Paris’in işgaline karşı Paris emekçileri içinde bulundukları büyük yoksulluğa ve işgale karşı direnirler ve önce Prusyalıları küçük bir bölgeye sıkıştırır sonra şehirden ayrılmak durumdan bırakırlar. 18 Mart tarihinde ise emekçiler Paris’te ayaklanarak iktidarı ele alırlar, 26 Mart’ta ise yeni bir meclis seçerek şehri yönetmeye başlarlar. Bu, Paris’te mülkiyet ilişkilerinin değiştiği bir süreç olup Engels’in işaret ettiği üzere proletarya diktatörlüğünün ilk deneyimidir. Komün kısa sürede aldığı kararlarla eşitlik ve özgürlük alanında hayal olan birçok başarıya imza atarken, emekçiler büyük bir güçle sarıldılar kendi iktidarlarına.
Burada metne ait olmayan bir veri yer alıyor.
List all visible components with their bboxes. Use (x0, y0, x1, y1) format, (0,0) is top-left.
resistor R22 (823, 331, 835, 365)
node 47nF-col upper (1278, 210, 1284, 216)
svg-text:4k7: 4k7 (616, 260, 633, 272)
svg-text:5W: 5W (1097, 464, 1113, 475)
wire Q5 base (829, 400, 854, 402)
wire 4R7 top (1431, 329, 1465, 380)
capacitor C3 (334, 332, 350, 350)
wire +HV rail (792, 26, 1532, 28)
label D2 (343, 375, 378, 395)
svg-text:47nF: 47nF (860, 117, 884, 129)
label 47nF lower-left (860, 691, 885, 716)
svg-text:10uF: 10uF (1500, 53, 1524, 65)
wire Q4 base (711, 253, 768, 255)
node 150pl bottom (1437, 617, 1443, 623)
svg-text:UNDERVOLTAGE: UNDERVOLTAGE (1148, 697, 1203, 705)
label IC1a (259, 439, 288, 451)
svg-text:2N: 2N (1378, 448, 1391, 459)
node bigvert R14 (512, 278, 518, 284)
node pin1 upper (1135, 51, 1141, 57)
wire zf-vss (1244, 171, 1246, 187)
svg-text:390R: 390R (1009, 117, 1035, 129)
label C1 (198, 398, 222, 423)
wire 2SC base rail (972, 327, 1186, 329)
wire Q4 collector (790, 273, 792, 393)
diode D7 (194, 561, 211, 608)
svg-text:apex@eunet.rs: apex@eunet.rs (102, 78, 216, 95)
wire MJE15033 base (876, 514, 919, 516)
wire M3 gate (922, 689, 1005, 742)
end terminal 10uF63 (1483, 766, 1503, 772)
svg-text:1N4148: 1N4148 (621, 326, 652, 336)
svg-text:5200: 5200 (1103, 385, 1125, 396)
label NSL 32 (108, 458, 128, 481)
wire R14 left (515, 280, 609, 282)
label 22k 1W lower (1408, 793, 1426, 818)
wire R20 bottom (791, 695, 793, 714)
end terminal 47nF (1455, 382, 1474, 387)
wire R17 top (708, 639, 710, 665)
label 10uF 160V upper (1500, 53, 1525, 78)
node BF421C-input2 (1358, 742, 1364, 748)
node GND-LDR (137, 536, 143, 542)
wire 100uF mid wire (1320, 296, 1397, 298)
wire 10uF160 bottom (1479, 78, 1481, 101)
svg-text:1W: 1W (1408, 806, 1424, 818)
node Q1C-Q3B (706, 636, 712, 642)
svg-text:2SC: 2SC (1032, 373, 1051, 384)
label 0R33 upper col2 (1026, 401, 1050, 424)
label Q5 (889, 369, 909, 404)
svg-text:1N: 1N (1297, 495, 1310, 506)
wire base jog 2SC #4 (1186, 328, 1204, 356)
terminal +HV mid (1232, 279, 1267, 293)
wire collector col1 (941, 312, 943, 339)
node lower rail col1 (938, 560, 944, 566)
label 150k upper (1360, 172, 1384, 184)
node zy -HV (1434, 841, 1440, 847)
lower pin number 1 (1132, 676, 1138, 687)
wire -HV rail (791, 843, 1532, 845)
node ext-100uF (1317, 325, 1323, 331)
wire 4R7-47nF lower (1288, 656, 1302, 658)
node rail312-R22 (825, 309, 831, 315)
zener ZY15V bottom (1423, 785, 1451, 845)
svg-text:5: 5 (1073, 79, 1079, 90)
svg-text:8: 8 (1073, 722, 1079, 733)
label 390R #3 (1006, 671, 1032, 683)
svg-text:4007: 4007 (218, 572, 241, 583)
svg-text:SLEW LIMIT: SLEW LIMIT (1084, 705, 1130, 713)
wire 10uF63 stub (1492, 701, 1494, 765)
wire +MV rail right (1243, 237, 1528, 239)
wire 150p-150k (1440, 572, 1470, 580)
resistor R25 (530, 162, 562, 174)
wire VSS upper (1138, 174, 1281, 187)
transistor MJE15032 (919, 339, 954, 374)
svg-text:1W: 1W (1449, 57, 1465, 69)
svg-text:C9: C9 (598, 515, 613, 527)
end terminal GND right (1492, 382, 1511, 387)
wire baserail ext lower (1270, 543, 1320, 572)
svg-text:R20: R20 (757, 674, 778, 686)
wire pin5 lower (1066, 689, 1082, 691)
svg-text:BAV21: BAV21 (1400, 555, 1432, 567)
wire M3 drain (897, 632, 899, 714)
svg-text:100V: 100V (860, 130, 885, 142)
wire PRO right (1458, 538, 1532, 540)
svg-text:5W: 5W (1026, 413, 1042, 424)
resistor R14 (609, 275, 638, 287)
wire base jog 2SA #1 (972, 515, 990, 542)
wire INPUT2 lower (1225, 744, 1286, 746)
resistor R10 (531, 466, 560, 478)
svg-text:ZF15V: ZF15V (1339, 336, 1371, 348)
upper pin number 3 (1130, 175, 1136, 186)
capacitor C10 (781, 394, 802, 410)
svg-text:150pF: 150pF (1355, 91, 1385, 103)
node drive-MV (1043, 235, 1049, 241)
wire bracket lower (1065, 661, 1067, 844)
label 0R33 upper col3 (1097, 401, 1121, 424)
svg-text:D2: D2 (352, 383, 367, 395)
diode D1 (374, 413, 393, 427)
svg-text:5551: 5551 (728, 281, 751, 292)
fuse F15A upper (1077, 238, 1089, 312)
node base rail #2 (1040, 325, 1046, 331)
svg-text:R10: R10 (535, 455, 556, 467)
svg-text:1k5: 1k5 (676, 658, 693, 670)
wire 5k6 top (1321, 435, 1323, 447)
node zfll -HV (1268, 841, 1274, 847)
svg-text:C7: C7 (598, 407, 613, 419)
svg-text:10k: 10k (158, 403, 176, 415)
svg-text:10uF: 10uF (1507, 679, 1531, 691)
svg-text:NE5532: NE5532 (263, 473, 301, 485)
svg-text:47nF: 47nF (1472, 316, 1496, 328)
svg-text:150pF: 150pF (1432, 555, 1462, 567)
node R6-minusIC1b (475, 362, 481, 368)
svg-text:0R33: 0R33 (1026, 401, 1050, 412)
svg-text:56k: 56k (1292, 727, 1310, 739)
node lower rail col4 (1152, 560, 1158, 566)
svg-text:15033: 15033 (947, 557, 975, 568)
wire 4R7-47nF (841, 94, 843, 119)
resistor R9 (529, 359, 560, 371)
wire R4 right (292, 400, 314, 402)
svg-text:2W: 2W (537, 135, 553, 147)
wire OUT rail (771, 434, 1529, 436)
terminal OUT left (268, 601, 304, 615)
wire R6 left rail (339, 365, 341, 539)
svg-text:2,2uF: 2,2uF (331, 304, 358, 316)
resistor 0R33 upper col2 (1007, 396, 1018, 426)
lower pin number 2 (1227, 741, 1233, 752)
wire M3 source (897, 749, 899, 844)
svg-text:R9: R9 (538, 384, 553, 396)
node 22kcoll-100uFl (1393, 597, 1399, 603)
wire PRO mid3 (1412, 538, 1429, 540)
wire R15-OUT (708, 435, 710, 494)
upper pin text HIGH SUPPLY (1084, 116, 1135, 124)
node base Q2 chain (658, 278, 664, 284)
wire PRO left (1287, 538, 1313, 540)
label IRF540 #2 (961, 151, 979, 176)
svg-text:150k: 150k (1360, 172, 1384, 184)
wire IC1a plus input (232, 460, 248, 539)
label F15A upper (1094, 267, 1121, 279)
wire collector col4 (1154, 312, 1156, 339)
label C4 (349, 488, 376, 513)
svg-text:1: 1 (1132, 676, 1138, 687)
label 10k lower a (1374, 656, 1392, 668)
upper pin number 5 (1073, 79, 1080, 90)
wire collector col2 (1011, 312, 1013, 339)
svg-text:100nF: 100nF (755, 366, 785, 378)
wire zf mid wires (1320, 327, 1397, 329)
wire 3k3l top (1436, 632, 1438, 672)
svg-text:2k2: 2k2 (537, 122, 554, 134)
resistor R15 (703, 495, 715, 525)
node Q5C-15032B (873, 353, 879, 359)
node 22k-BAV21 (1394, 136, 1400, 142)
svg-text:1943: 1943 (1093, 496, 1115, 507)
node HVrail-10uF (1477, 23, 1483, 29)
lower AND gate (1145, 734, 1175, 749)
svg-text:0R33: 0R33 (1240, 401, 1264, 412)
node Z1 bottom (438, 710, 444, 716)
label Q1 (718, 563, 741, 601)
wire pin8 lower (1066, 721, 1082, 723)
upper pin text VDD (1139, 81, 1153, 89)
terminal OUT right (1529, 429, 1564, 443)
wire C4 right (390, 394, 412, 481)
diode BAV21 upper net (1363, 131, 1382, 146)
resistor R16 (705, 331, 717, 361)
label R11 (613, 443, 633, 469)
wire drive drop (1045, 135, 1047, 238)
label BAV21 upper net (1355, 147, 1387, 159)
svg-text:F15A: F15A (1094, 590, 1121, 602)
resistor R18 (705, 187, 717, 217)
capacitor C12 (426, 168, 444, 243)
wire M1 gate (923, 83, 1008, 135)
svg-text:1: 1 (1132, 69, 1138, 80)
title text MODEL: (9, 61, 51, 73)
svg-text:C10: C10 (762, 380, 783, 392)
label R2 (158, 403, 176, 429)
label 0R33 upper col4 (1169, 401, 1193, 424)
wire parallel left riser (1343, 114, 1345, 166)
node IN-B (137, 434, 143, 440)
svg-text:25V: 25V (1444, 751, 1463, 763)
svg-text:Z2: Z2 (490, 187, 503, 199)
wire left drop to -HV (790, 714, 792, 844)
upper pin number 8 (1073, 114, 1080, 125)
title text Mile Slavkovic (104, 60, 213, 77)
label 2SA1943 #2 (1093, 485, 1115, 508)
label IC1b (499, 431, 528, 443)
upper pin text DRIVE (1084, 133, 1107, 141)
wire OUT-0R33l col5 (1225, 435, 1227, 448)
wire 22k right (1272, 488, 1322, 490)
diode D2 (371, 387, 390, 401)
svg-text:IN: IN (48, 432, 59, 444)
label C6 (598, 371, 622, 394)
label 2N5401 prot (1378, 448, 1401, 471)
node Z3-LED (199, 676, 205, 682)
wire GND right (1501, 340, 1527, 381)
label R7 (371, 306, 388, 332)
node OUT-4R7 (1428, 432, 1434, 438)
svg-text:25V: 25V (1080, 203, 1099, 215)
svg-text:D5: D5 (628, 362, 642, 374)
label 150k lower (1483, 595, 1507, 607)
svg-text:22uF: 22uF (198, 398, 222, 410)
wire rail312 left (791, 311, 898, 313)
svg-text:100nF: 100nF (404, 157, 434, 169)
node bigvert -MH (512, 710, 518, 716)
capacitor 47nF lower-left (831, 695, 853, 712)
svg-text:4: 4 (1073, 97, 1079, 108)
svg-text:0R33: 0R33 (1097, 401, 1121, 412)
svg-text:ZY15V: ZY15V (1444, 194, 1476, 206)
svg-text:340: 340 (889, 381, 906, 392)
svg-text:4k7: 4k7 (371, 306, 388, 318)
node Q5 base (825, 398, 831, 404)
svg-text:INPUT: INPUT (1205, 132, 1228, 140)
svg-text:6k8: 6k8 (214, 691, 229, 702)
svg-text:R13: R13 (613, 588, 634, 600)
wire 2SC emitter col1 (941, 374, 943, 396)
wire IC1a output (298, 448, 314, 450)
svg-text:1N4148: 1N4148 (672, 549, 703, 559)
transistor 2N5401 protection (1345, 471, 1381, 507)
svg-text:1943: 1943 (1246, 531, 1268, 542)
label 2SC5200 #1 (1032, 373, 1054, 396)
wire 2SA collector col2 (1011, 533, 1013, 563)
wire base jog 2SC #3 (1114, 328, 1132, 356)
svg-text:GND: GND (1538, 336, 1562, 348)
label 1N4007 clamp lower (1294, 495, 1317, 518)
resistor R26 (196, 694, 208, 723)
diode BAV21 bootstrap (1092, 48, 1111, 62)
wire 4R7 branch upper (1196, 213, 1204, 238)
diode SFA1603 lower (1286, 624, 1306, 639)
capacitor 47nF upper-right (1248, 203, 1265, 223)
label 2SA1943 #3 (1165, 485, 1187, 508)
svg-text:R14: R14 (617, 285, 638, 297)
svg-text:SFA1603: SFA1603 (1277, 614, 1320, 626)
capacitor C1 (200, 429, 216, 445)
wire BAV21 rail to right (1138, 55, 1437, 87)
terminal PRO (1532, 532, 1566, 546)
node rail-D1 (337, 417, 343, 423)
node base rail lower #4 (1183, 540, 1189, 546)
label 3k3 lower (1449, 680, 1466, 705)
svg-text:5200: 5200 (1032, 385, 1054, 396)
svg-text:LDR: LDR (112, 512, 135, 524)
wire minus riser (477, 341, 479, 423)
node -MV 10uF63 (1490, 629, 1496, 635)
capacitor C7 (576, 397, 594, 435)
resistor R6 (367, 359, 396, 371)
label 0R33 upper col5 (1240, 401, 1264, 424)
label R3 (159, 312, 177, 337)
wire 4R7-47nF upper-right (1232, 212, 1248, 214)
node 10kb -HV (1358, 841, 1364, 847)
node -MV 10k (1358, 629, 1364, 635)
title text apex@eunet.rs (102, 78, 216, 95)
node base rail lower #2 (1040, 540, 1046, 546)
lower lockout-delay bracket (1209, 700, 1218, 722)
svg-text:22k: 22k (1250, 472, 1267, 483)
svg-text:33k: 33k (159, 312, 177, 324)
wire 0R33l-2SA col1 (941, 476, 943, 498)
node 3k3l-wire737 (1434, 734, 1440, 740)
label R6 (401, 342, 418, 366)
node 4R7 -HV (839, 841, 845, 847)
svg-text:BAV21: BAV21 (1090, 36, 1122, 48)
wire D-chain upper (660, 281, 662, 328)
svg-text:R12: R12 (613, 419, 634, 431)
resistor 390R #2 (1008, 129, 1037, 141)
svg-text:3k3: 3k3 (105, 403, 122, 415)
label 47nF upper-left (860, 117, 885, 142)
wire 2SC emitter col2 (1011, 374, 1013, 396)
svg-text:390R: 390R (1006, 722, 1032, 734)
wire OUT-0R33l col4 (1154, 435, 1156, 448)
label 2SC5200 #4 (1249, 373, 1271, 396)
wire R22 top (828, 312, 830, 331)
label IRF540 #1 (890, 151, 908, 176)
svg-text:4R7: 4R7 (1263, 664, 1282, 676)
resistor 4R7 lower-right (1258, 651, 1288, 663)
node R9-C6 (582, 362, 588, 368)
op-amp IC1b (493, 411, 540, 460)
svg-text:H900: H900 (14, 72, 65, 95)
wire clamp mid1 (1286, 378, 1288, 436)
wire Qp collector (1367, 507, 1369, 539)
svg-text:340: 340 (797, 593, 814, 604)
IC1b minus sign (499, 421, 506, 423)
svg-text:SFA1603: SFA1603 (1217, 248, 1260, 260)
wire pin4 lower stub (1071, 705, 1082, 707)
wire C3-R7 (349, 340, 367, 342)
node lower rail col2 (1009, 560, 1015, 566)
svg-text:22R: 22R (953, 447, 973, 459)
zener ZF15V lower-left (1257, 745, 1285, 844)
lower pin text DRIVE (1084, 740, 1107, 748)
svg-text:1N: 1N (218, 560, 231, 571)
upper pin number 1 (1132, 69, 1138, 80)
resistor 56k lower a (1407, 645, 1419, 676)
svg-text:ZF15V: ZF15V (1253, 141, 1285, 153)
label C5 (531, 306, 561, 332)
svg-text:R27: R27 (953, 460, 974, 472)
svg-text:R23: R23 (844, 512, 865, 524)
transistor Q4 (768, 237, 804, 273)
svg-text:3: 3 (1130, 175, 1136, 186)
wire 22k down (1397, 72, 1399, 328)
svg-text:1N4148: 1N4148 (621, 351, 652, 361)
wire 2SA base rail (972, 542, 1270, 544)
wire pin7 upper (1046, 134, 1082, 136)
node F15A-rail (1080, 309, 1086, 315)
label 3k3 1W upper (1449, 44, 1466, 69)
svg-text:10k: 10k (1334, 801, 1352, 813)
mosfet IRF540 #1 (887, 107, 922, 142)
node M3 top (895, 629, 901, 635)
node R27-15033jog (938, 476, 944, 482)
Bilindiği gibi Paris Komünü’nde kadınların özgürleşmesi, siyasete aktif katılımı alanında da çok önemli adımlar atılır. 72 gün süren komün, Fransa hükümeti ve Prusya’nın ortak saldırısıyla, 28 Mayıs itibariyle, Belleville Ramponeau’daki son barikatın düşmesiyle sonlanır.
Komünarlar katledilirken dillerinde sloganlarıyla beraber Enternasyonal Marşı’nın ezgilerini ardıllarına bırakırlar. Kavganın ve zaferin şiarı olan marş Pierre Degeyter’in katılımıyla Komünist Enternasyonal’in Moskova’da 17 Temmuz-1 Eylül 1928’de yapılan 6. Kongresi’nde büyük bir orkestra tarafından çalınır. Kongrenin sonunda marş enternasyonal proletaryanın marşı ilan edilir.